What does this mean?

The AML/CFT obligations apply to entities that the BSA terms as financial institutions. Note, these are futures commission merchants and introducing brokers obligated to register with the CFTC. Also, there are money services businesses (MSBs) as defined by FinCEN, and broker-dealers and mutual funds that register under the SEC.

Additionally, the AML/CFT obligations carry the requirement to establish and implement an effective anti-money laundering program (AML Program). They also ask to ensure recordkeeping and reporting on suspicious activity reporting (SAR) requirements.
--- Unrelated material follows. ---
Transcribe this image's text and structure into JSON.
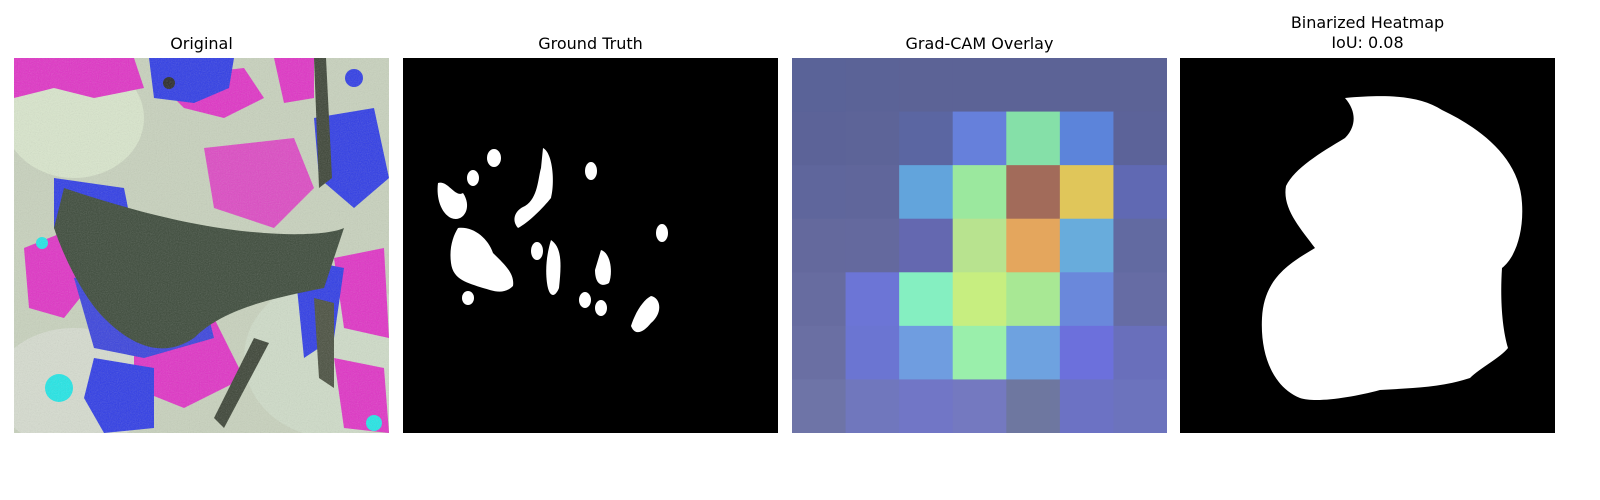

Opinions of the financial regulators

The U.S. Commodity Futures Trading Commission (CFTC) Chairman, Kenneth A. Blanco addressed the mission of the CFTC. He said: “The CFTC’s mission is to promote the integrity, resilience, and vibrancy of the U.S. derivatives markets. Thus, the need for sound regulation”. Also, Kenneth pointed out that in implementing the mission key participants in the market are regulated. “In advancing that mission, the CFTC regulates key participants in the derivatives markets, including boards of trade, futures commission merchants. Thus, introducing brokers, swap dealers, major swap participants, and retail foreign exchange dealers. As well as, commodity pool operators, and commodity trading advisors under the CEA.”

Kenneth Blanco, Director of the Financial Crimes Enforcement Network (FinCEN) pointed out the mandated obligations of the US financial institutions. “The FinCEN mandates certain controls, reporting, and recordkeeping obligations for U.S. financial institutions. Accordingly, the BSA and its implementing regulations set forth the regulatory obligations that generally apply to financial institutions. Thus, applying to the AML Program, recordkeeping, and reporting requirements,” he added.

Jay Clayton, Chairman of the U.S. Securities and Exchange Commission (SEC) also commented. “Market participants receiving payments or engaging in other transactions in digital assets should consider such transactions to present similar or additional risks. Thus, including AML/CFT risks, presented by transactions in cash and cash equivalents.


  1. No surprise. At least they are taking crypto seriously for a change. But, we are still somewhere in the middle of the learning curve.